Nos últimos anos, o Benfica tem sido líder no desporto feminino em Portugal, com equipas que conquistam títulos e quebram barreiras. Seja no futebol, no hóquei, no futsal, no andebol ou no basquetebol, as mulheres benfiquistas são hoje símbolo de talento, superação e orgulho nacional. Esta evolução honra o passado, mas aponta sobretudo para o futuro do clube e do desporto português.
E esta breve viagem pelo passado mostra que o Benfica é feito de muitas vozes.
Valoriza-se a diferença, não se teme o debate. O pluralismo é uma força, não uma ameaça. A divergência de ideias é uma marca da vitalidade democrática do clube. Num tempo em que o futebol se mercantiliza, o Benfica deve continuar a ser um bastião de participação, de paixão genuína e de envolvimento dos sócios.
As eleições que se aproximam são mais uma expressão dessa maturidade democrática.
Três candidaturas já apresentaram as suas visões para o futuro do clube: João Diogo Manteigas, com a mensagem Benfica Vencerá; Noronha Lopes, que regressa com o lema Benfica Acima de Tudo; e Martim Mayer, com a proposta Benfica no Sangue.
Cada uma destas candidaturas traz ideias, perspetivas e contributos valiosos para um debate que deve ser feito com respeito, paixão e compromisso com o que verdadeiramente nos une: o Sport Lisboa e Benfica.
Não tenho o meu voto decidido – é muito cedo para o fazer.
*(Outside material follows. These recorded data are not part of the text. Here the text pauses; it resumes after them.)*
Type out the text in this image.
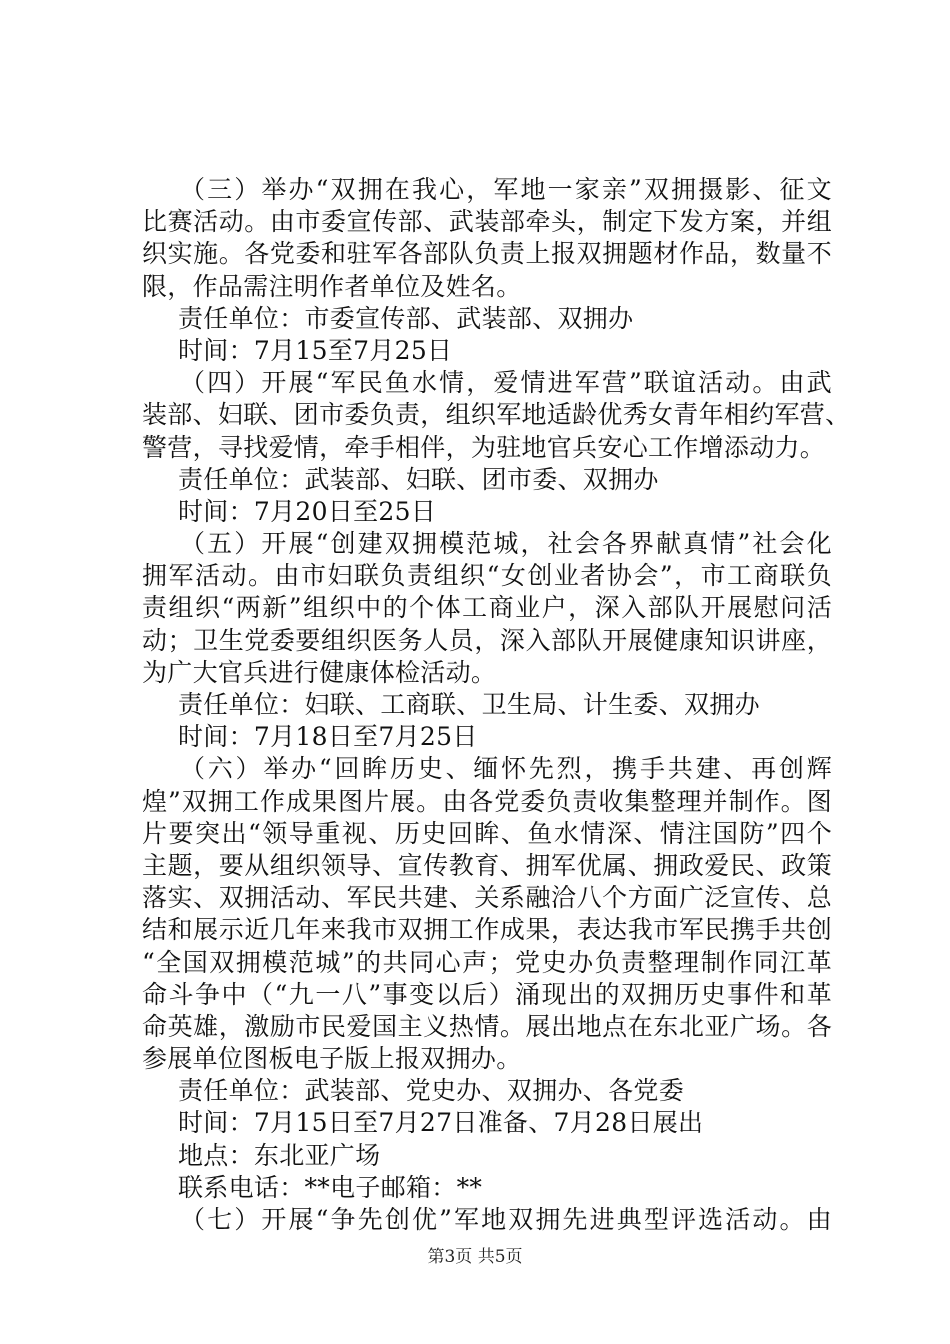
（三）举办“双拥在我心，军地一家亲”双拥摄影、征文
比赛活动。由市委宣传部、武装部牵头，制定下发方案，并组
织实施。各党委和驻军各部队负责上报双拥题材作品，数量不
限，作品需注明作者单位及姓名。
责任单位：市委宣传部、武装部、双拥办
时间：7月15至7月25日
（四）开展“军民鱼水情，爱情进军营”联谊活动。由武
装部、妇联、团市委负责，组织军地适龄优秀女青年相约军营、
警营，寻找爱情，牵手相伴，为驻地官兵安心工作增添动力。
责任单位：武装部、妇联、团市委、双拥办
时间：7月20日至25日
（五）开展“创建双拥模范城，社会各界献真情”社会化
拥军活动。由市妇联负责组织“女创业者协会”，市工商联负
责组织“两新”组织中的个体工商业户，深入部队开展慰问活
动；卫生党委要组织医务人员，深入部队开展健康知识讲座，
为广大官兵进行健康体检活动。
责任单位：妇联、工商联、卫生局、计生委、双拥办
时间：7月18日至7月25日
（六）举办“回眸历史、缅怀先烈，携手共建、再创辉
煌”双拥工作成果图片展。由各党委负责收集整理并制作。图
片要突出“领导重视、历史回眸、鱼水情深、情注国防”四个
主题，要从组织领导、宣传教育、拥军优属、拥政爱民、政策
落实、双拥活动、军民共建、关系融洽八个方面广泛宣传、总
结和展示近几年来我市双拥工作成果，表达我市军民携手共创
“全国双拥模范城”的共同心声；党史办负责整理制作同江革
命斗争中（“九一八”事变以后）涌现出的双拥历史事件和革
命英雄，激励市民爱国主义热情。展出地点在东北亚广场。各
参展单位图板电子版上报双拥办。
责任单位：武装部、党史办、双拥办、各党委
时间：7月15日至7月27日准备、7月28日展出
地点：东北亚广场
联系电话：**电子邮箱：**
（七）开展“争先创优”军地双拥先进典型评选活动。由
第3页 共5页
Quero participar no debate e escolher depois.
Que nunca se apague a chama imensa!
Que continue a arder em milhões de corações livres, conscientes e unidos — com fé, com alma, com sacrifício e com devoção.
Cabe-nos agora a todos — do Minho ao Algarve, de Lisboa a Paris, dos mais velhos aos mais novos — manter viva esta chama. O Benfica será sempre nosso, enquanto for livre, plural e participado.